Marathon Oil’s cash flow estimates
Wall Street analysts expect Marathon Oil (MRO) to report a higher cash flow of ~$490 million YoY (year-over-year) in 3Q17 from ~$366 million in 3Q16. On a sequential basis, Marathon Oil’s estimated 3Q17 cash flow is higher—compared to ~$422 million in 2Q17.
Marathon Oil has reported much lower cash flows from 1Q15, mainly due to lower realized prices for crude oil (USL) (OIL), natural gas (UGAZ), (DGAZ), and natural gas liquids. In 1Q16, Marathon Oil reported its lowest cash flow ever of ~$74 million. Since then, Marathon Oil’s cash flows have been rising steadily.
Analysts expect Marathon Oil’s 3Q17 capital expenditures to be ~$618 million. As a result, Marathon Oil’ 3Q17 free cash flow would be negative.
Capital expenditures guidance
Due to the exit from its Canadian OSM (oil sands mining) business in 1H17, Marathon Oil reduced its 2017 capital expenditures guidance by $250 million to $2.1 billion–$2.2 billion. Marathon Oil’s fiscal 2017 capital expenditure guidance is almost 100% higher—compared to its fiscal 2016 capital expenditure of $1.1 billion.

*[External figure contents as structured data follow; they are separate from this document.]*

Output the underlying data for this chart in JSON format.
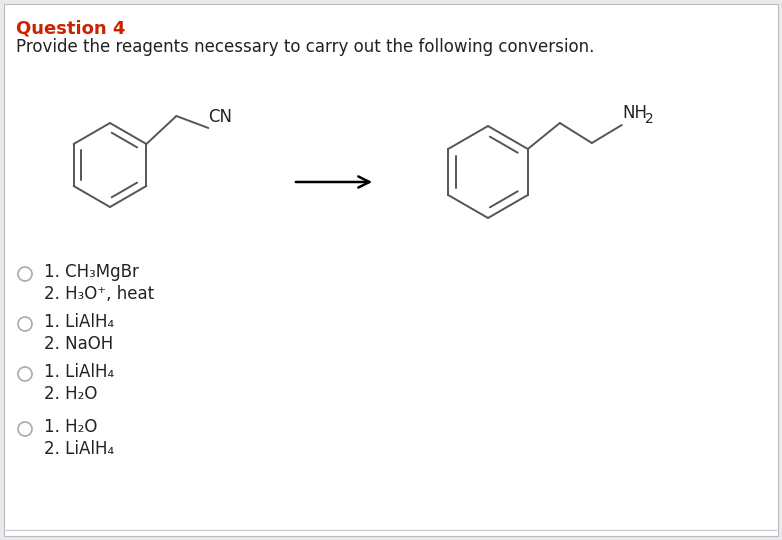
{
  "title": "Question 4",
  "title_color": "#cc2200",
  "subtitle": "Provide the reagents necessary to carry out the following conversion.",
  "subtitle_color": "#222222",
  "bg_color": "#e8eaed",
  "panel_color": "#ffffff",
  "options": [
    [
      "1. CH₃MgBr",
      "2. H₃O⁺, heat"
    ],
    [
      "1. LiAlH₄",
      "2. NaOH"
    ],
    [
      "1. LiAlH₄",
      "2. H₂O"
    ],
    [
      "1. H₂O",
      "2. LiAlH₄"
    ]
  ],
  "font_size_title": 13,
  "font_size_subtitle": 12,
  "font_size_options": 12
}
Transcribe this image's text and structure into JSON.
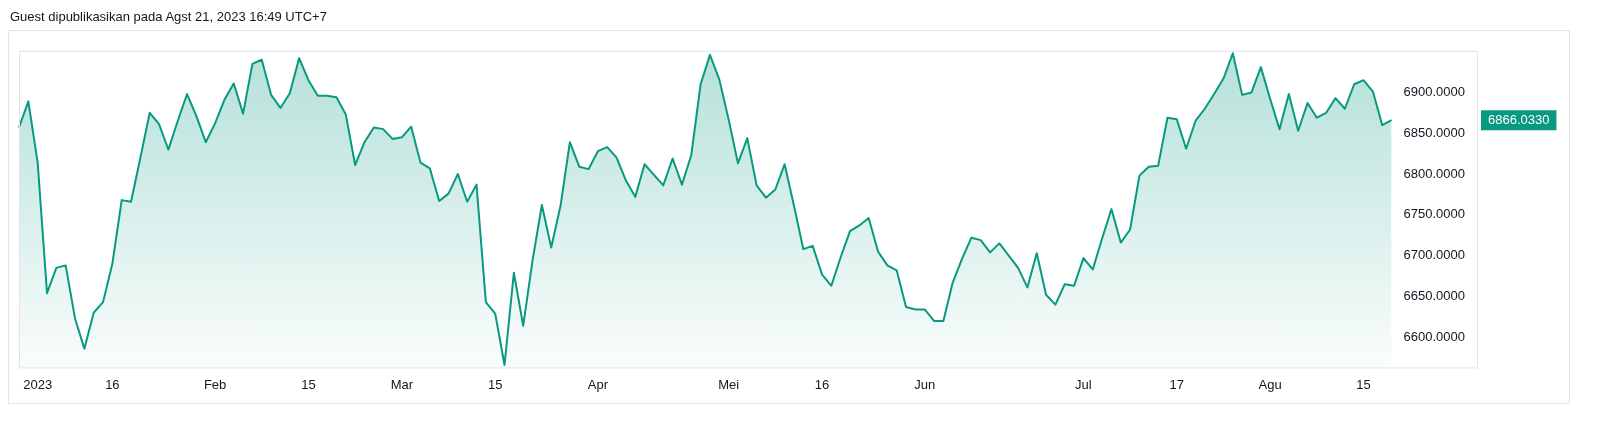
{
  "chart_data": {
    "type": "area",
    "title": "Guest dipublikasikan pada Agst 21, 2023 16:49 UTC+7",
    "categories": [
      null,
      null,
      "2023",
      null,
      null,
      null,
      null,
      null,
      null,
      null,
      "16",
      null,
      null,
      null,
      null,
      null,
      null,
      null,
      null,
      null,
      null,
      "Feb",
      null,
      null,
      null,
      null,
      null,
      null,
      null,
      null,
      null,
      "15",
      null,
      null,
      null,
      null,
      null,
      null,
      null,
      null,
      null,
      "Mar",
      null,
      null,
      null,
      null,
      null,
      null,
      null,
      null,
      null,
      "15",
      null,
      null,
      null,
      null,
      null,
      null,
      null,
      null,
      null,
      null,
      "Apr",
      null,
      null,
      null,
      null,
      null,
      null,
      null,
      null,
      null,
      null,
      null,
      null,
      null,
      "Mei",
      null,
      null,
      null,
      null,
      null,
      null,
      null,
      null,
      null,
      "16",
      null,
      null,
      null,
      null,
      null,
      null,
      null,
      null,
      null,
      null,
      "Jun",
      null,
      null,
      null,
      null,
      null,
      null,
      null,
      null,
      null,
      null,
      null,
      null,
      null,
      null,
      null,
      null,
      "Jul",
      null,
      null,
      null,
      null,
      null,
      null,
      null,
      null,
      null,
      "17",
      null,
      null,
      null,
      null,
      null,
      null,
      null,
      null,
      null,
      "Agu",
      null,
      null,
      null,
      null,
      null,
      null,
      null,
      null,
      null,
      "15",
      null,
      null,
      null
    ],
    "series": [
      {
        "color": "#089981",
        "values": [
          6857,
          6889,
          6814,
          6654,
          6685,
          6688,
          6623,
          6586,
          6630,
          6643,
          6690,
          6768,
          6766,
          6820,
          6875,
          6861,
          6830,
          6865,
          6898,
          6871,
          6839,
          6862,
          6891,
          6911,
          6874,
          6935,
          6940,
          6897,
          6881,
          6899,
          6942,
          6915,
          6896,
          6896,
          6894,
          6873,
          6811,
          6839,
          6857,
          6855,
          6843,
          6845,
          6858,
          6814,
          6807,
          6767,
          6776,
          6800,
          6766,
          6787,
          6643,
          6629,
          6566,
          6679,
          6614,
          6694,
          6762,
          6710,
          6761,
          6839,
          6809,
          6806,
          6828,
          6833,
          6820,
          6792,
          6772,
          6812,
          6799,
          6786,
          6819,
          6787,
          6823,
          6910,
          6946,
          6916,
          6867,
          6813,
          6844,
          6786,
          6771,
          6781,
          6812,
          6761,
          6708,
          6712,
          6677,
          6663,
          6698,
          6730,
          6737,
          6746,
          6705,
          6688,
          6682,
          6637,
          6634,
          6634,
          6620,
          6620,
          6667,
          6696,
          6722,
          6719,
          6704,
          6715,
          6700,
          6685,
          6661,
          6703,
          6652,
          6640,
          6665,
          6663,
          6697,
          6683,
          6721,
          6757,
          6716,
          6732,
          6798,
          6809,
          6810,
          6869,
          6867,
          6831,
          6865,
          6880,
          6898,
          6917,
          6948,
          6897,
          6900,
          6931,
          6892,
          6855,
          6898,
          6853,
          6887,
          6869,
          6875,
          6893,
          6880,
          6910,
          6915,
          6901,
          6860,
          6866.033
        ]
      }
    ],
    "ylim": [
      6563,
      6951
    ],
    "yticks": [
      {
        "value": 6600,
        "label": "6600.0000"
      },
      {
        "value": 6650,
        "label": "6650.0000"
      },
      {
        "value": 6700,
        "label": "6700.0000"
      },
      {
        "value": 6750,
        "label": "6750.0000"
      },
      {
        "value": 6800,
        "label": "6800.0000"
      },
      {
        "value": 6850,
        "label": "6850.0000"
      },
      {
        "value": 6900,
        "label": "6900.0000"
      }
    ],
    "annotations": [
      "6866.0330"
    ]
  }
}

Marathon Oil’s peer Encana (ECA) expects its 2017 capital expenditures to be $1.6 billion–$1.8 billion, which represents a mid-point increase of ~55%—compared to capital expenditures of ~$1.1 billion in 2016. Just like Marathon Oil, Encana is increasing its focus on unconventional assets in the US.